This article explores the integration of Delta Lake tables within Microsoft Fabric's lakehouse architecture. It highlights the key features of Delta Lake, including relational table operations, ACID transactions, data versioning, and support for batch and streaming data. Readers will gain insights into the benefits of combining relational databases with data lakes and practical steps for managing delta tables in Apache Spark for data analysis.
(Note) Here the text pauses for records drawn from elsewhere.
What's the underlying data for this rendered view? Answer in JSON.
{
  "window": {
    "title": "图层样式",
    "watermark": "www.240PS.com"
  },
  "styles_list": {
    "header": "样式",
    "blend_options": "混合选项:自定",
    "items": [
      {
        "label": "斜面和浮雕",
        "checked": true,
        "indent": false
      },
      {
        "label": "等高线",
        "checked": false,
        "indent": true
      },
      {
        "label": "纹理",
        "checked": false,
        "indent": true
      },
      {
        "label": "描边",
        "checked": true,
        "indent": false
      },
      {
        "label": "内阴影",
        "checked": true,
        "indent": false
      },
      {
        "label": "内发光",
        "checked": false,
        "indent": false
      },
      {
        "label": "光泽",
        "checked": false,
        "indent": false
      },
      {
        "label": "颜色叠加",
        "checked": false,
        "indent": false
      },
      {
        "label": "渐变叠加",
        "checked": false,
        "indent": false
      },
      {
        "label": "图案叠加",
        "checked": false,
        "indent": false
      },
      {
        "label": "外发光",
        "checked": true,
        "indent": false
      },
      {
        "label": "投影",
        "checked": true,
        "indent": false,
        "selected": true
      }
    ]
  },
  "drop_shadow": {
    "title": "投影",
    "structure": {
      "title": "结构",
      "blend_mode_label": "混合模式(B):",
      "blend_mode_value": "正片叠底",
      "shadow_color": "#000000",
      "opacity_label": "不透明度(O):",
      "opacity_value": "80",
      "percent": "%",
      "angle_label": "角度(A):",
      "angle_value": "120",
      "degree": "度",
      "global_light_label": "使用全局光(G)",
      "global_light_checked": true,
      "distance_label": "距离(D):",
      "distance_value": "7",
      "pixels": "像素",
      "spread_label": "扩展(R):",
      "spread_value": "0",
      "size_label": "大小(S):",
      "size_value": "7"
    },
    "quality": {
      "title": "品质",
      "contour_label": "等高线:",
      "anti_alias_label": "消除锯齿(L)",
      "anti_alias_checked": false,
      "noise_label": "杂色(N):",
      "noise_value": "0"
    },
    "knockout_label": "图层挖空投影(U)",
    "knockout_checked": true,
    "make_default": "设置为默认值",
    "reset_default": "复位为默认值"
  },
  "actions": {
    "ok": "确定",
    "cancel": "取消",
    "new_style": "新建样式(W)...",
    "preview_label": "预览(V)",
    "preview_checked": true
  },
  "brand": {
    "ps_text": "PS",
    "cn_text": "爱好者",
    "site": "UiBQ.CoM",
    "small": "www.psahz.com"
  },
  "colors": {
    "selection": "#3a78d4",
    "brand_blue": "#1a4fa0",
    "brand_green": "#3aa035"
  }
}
Microsoft Fabric lakehouse tables leverage the Delta Lake table format, a key component in Apache Spark. Delta Lake, an open-source storage layer, introduces relational database functions to both batch and streaming data in Spark. This integration forms a lakehouse architecture, allowing SQL-based operations, transaction support, and schema enforcement in Spark. Essentially, it combines the benefits of relational databases with the flexibility of data lakes. While direct interaction with Delta Lake APIs isn’t mandatory for using Fabric lakehouse tables, understanding Delta Lake’s metastore architecture and its unique table operations is beneficial for developing sophisticated analytics solutions on Microsoft Fabric.
Delta Lake is an innovative open-source storage layer that enhances data lakes with relational database capabilities. It’s a key component of Microsoft Fabric’s lakehouse architecture, where Delta tables are easily identified by a Delta (▴) icon.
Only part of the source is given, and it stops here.